Forgot to add the usual caveat to my comment above. Not intended as an endorsement.
https://www.angloinfo.com/blogs/global/us-tax/confused-yet-w-8ben-w-8ben-e-foreign-itins-and-dates-of-birth/
She charges US$1,000 to apply for an ITIN. If the IRS rejects the ITIN application, does she refund the fee to her client?
I should stop programming computers and charge US$900 for ITIN applications.
Forgot to add….I would like to hear from other xpats in Victoria…I know I am not alone and want to talk to them. To this and my first post above, you can comment by my email as well.
<> got Canadian citizenship less than two weeks ago, and got my passport last Friday. Emailed in the forms to the US Embassy in Ottawa to set a renunciation appointment, they claim 2 to 3 month wait time.
Get out while you still can.
Disappointing. But definitely not a reason to give up.
So the Republicans, who could to a considerable extent could relieve US expats tomorrow by using executive orders and regulations, instead are going to continue suing themselves over standing, citing Roe v. Wade as precedent (i.e FATCA standing flies or dies with Roe v Wade), concentrating on finding plaintiffs who are not expats but US citizens living in the Eighth District, reportedly the district where the chances of taking down Roe are greatest. Do you think they want to win or do you think they want to talk about Roe in the Supreme Court?
https://amp.theguardian.com/world/2017/sep/22/neil-gorsuch-abortion-rights-supreme-court-planned-parenthood-missouri
Renunciation is much more likely to bring relief to expats than waiting helplessly, hoping to be saved by politicians.

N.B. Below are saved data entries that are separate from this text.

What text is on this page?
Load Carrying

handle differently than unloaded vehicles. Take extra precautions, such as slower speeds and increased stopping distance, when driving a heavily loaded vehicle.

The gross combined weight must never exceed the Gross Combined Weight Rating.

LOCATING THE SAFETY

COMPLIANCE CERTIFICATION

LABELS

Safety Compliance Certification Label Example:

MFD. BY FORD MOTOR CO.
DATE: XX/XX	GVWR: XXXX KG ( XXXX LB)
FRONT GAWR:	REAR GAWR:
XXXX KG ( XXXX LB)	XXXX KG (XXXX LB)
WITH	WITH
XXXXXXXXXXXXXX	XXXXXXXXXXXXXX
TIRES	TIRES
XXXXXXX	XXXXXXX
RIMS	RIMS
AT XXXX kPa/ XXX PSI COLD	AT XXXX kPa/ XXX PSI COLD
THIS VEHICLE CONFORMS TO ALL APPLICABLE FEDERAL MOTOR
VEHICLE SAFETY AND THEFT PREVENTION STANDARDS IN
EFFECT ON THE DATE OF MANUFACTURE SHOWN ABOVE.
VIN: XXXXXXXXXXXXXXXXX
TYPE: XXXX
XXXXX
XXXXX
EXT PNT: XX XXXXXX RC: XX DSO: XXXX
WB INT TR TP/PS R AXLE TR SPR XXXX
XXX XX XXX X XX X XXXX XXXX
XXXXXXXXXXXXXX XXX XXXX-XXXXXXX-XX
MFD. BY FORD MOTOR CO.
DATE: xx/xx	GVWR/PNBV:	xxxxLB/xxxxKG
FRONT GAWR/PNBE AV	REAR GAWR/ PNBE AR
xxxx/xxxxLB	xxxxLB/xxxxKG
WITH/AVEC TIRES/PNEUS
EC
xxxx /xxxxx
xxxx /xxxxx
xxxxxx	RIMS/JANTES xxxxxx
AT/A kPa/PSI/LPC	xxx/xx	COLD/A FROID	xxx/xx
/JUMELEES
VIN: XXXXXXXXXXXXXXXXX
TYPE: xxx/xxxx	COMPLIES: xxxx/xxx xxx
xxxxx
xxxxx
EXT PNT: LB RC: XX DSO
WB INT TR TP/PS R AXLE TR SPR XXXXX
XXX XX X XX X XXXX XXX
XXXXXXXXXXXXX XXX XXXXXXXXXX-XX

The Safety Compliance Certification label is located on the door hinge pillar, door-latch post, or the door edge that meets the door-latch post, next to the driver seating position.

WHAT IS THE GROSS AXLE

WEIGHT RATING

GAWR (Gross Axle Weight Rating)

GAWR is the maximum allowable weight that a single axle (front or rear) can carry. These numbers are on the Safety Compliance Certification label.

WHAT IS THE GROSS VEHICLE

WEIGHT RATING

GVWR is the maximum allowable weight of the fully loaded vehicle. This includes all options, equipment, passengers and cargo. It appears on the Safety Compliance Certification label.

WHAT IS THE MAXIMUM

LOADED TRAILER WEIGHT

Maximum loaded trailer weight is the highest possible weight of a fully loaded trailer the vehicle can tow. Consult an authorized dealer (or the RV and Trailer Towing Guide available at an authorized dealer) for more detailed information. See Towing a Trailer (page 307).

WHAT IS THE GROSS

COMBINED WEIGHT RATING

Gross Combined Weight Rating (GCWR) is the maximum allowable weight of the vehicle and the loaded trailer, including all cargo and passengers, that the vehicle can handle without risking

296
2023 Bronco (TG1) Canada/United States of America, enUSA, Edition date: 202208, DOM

No one’s going to fix it. No one wants to fix it. Dual citizenship is over, for the US-born. Don’t let it take you down with it. Fix it for yourself. Protect yourself. Choose which citizenship is most important to you, and be safe.

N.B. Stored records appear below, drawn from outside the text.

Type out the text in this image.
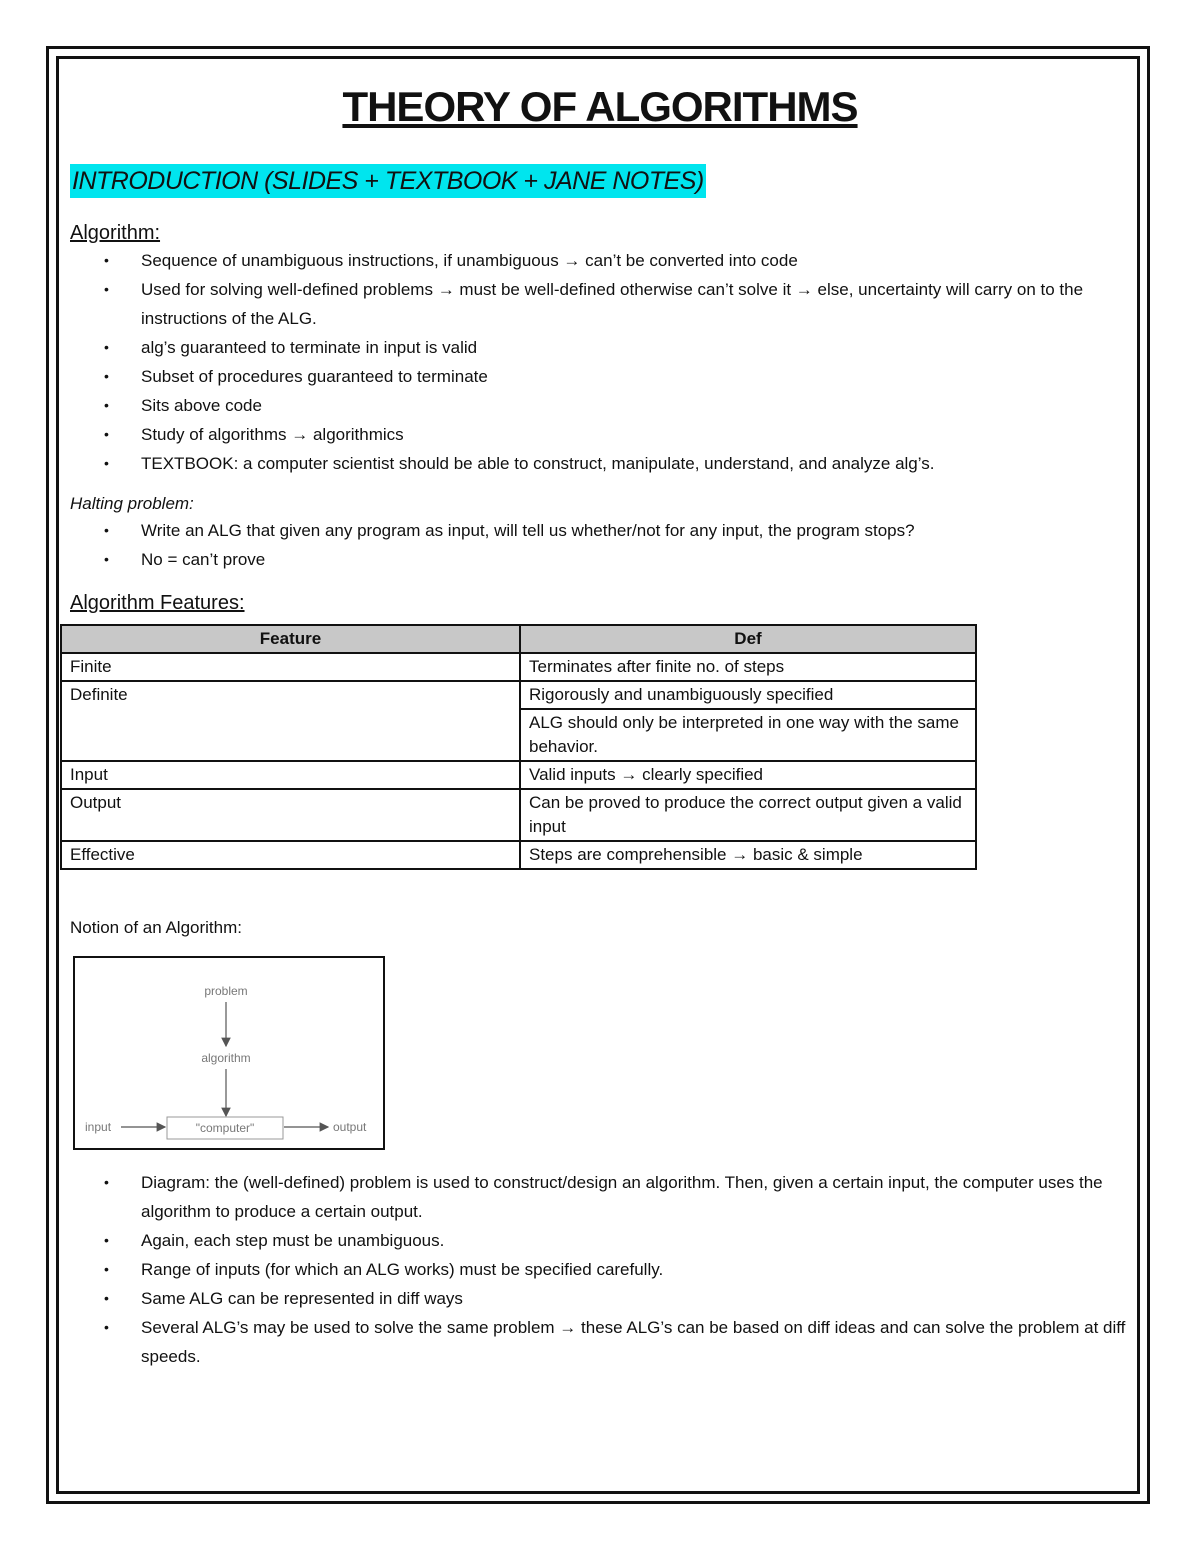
THEORY OF ALGORITHMS
INTRODUCTION (SLIDES + TEXTBOOK + JANE NOTES)

Algorithm:

• Sequence of unambiguous instructions, if unambiguous → can’t be converted into code
• Used for solving well-defined problems → must be well-defined otherwise can’t solve it → else, uncertainty will carry on to the instructions of the ALG.
• alg’s guaranteed to terminate in input is valid
• Subset of procedures guaranteed to terminate
• Sits above code
• Study of algorithms → algorithmics
• TEXTBOOK: a computer scientist should be able to construct, manipulate, understand, and analyze alg’s.

Halting problem:

• Write an ALG that given any program as input, will tell us whether/not for any input, the program stops?
• No = can’t prove

Algorithm Features:

Feature	Def
Finite	Terminates after finite no. of steps
Definite	Rigorously and unambiguously specified
	ALG should only be interpreted in one way with the same behavior.
Input	Valid inputs → clearly specified
Output	Can be proved to produce the correct output given a valid input
Effective	Steps are comprehensible → basic & simple

Notion of an Algorithm:

problem
algorithm
"computer"
input	output
• Diagram: the (well-defined) problem is used to construct/design an algorithm. Then, given a certain input, the computer uses the algorithm to produce a certain output.
• Again, each step must be unambiguous.
• Range of inputs (for which an ALG works) must be specified carefully.
• Same ALG can be represented in diff ways
• Several ALG’s may be used to solve the same problem → these ALG’s can be based on diff ideas and can solve the problem at diff speeds.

Renounce, ignore, or comply. The first one is the easiest, the second one is the cheapest. The third one is the road to hell, if it doesn’t fit your finances.
In 2011 the IRS’s Taxpayer Advocate reported to Congress that thousands of honest taxpayers were forced to renounce because compliance is impossible. Not because someone can choose to comply, but because compliance is impossible.
Compliance isn’t really possible even for dishonest taxpayers. If you fabricate a social security number for your non resident alien spouse, you run afoul of United States v. Silva-Chavez, 888 F.2d 1481 (5th Cir. 1989). If you don’t fabricate a social security number for your non resident alien spouse, you run afoul of Diamond v. United States, Fed. Cir. No. 2013-5036, Dkt. 29-2 (September 12, 2013). When the IRS stamps “ITIN Rejected” on a Form 1040 it’s OK for the IRS, but if you honestly write “ITIN Rejected” on Form 1040 you’re frivolous. By the way I did comply with the Federal Circuit, I fabricated a social security number for my wife and told the IRS why, and the IRS accepted it. Surely I can be jailed multiple times for complying with multiple court orders. Anyway, honesty is illegal.
@plaxy
Can you explain what you mean when you say that “FATCA standing flies or dies with Roe v Wade”? I read the articles you linked to about the Planned Parenthood suits, but I fail to see the connection to FATCA. How is abortion legislation affecting FATCA decisions? What has it got to do with the Eighth Circuit and Gorsuch?
There was a hearing recently in French parliament where a member called upon France to retreat from the FATCA IGA. I too think that foreign governements will slowly begin to pay attention to the US’s lack of interest in fixing things. In the end FATCA will, as predicted, spectacularly backfire.